Asien,  Indien

6b: Rajasthan

Teil VI – b Indien

vom 24.07.2010 bis 04.09.2010

Teil 2 der Reise durch Indien:
von Neu Delhi nach Rajasthan

Morgens geht es nun ‚raus aus Delhi bevor die halbe Stadt unterwegs ist und die Strassen verstopft sind. Es ist nicht so arg weit bis zu unserem nächsten Ziel: Jaipur.

Wir sehen es an der Kleidung, an den Verkehrsteilnehmern, an den Häusern, dass wir in einem anderen Bundesstaat sind, nämlich in Rajasthan.
Die Leute hier haben eine dunklere Hautfarbe, die Kleidung, vor Allem die der Frauen, ist bunter.

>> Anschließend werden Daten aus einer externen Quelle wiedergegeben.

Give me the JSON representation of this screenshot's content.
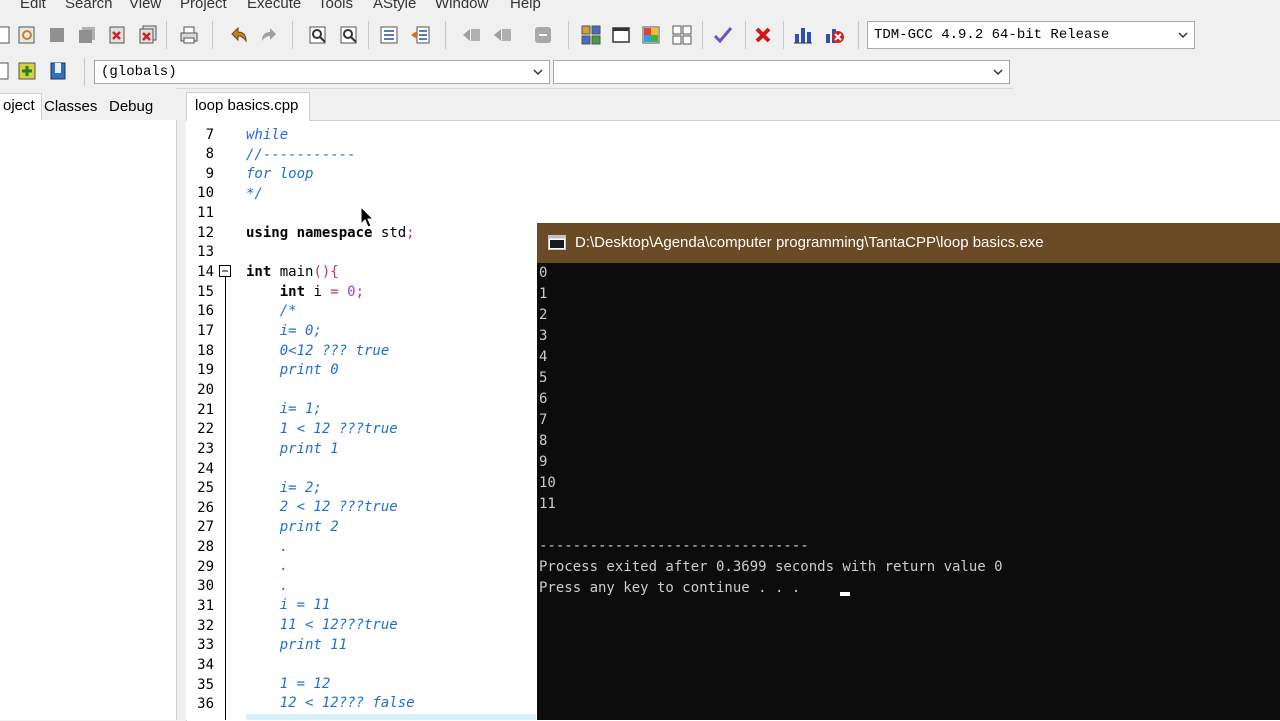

Wir sehen kaum noch Mohammedaner. Das Kamel, bzw. Dromedar hat das Pferd als Arbeitstier abgelöst. Als Taxiersatz fahren noch, wie früher, viele Fahrradrikschas durch die Gegend.

Andererseits sind die Städte hier noch wesentlich mehr vom Abfall zugeschüttet wie wo anders.
Wir gewöhnen uns immer mehr daran. Anders wäre es fast nicht auszuhalten.

Die Strassen werden voller, immer lebendiger, immer chaotischer und wir fahren in Jaipur ein.
Von irgendwoher haben wir die Adresse von einem kleinen Hotel „in ruhiger Lage, nahe der Altstadt mit Parkplatz“. Es ist das „Jaipur Inn“. Dort wollen wir mal schauen, weiter suchen können wir immer noch. Die Anlage neben dem Hostel ist in der Art eines „Condomino“. D.h. wir stehen mit dem Auto am Nebeneingang zum Guesthouse auf der Strasse, der ganze Bezirk mit der Strasse ist aber ab abends verschlossen und ein watchman sitzt davor (und schläft in der Nacht).
So ist es schön ruhig, im Hotel haben wir Toiletten, da können wir duschen und essen gehen.
Die Dusche ist unters Dach geklemmt: Ein niedriger 1 qm-Holzverschlag aber es funktioniert!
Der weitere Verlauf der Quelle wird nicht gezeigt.